Throughout its history, America has embraced the ideals of fairness, opportunity, and justice. We all believe our laws are there to help ensure everyone can share in the American dream and that everyone should be free from discrimination. Janice Rogers Brown has expressed hostility to some of the protections most important to the American people, including those that protect workers, civil rights, and the environment. We believe that judges should be impartial, not beholden to powerful corporate interests. If we believe in these basic protections, it makes no sense to confirm a judge who would undermine them and turn back the clock on many of our most basic rights.
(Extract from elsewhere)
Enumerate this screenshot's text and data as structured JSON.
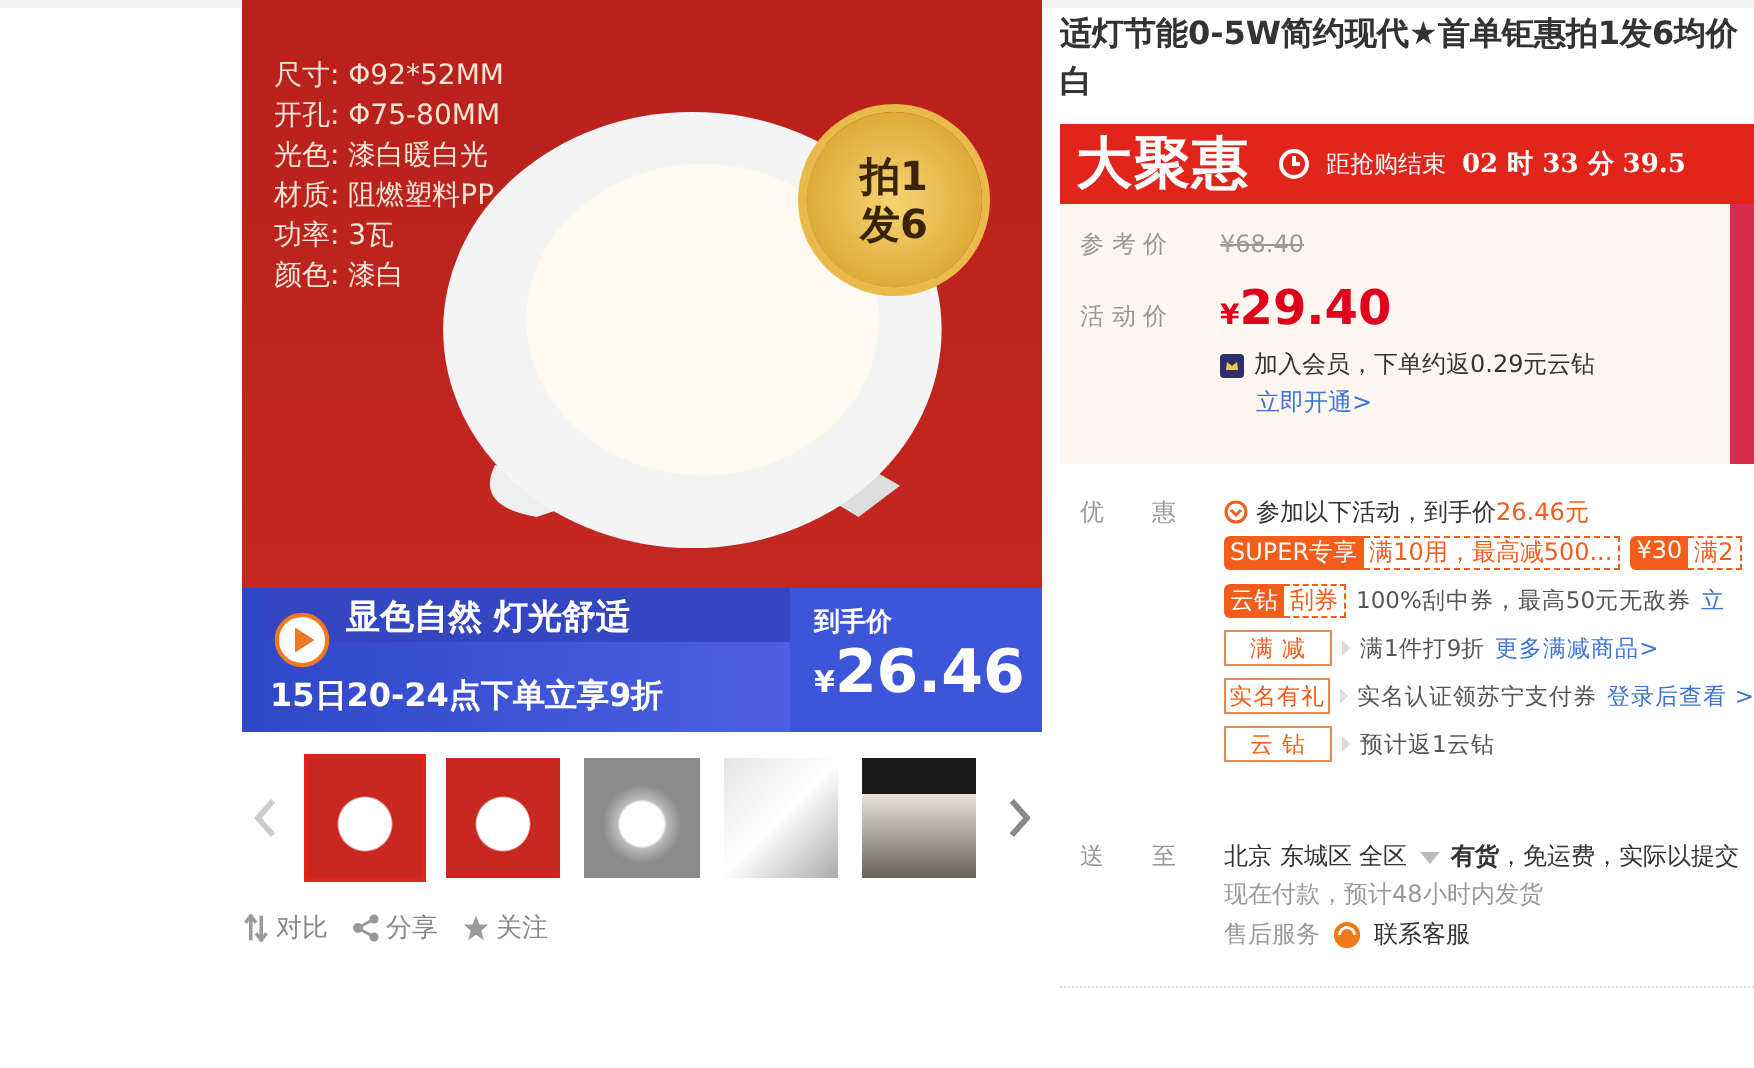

The Senate's role in confirming judges to the Federal courts is one of our most important responsibilities under the Constitution. We count on Federal judges to be openminded, fair, and respect the rule of law. Despite what Justice Brown thinks, laws passed by Congress to give Government a role in protecting the environment, immigrants, workers, consumers, public health and safety, have helped to make America a stronger, better, and more fair country. A nominee so deeply hostile to so many basic laws does not deserve to be appointed to such an important Federal court.

Last month, we celebrated the 51st anniversary of the Supreme Court's landmark decision in Brown v. Board of Education. Nothing can be a more important reminder of the role of our courts in upholding individual rights. In confirming Federal judges, we must ensure that they will uphold the progress our country has made in so many areas, especially in civil rights.

Justice Brown's record and her many intemperate statements give me no confidence that she will do so, and I urge my colleagues to vote against her nomination.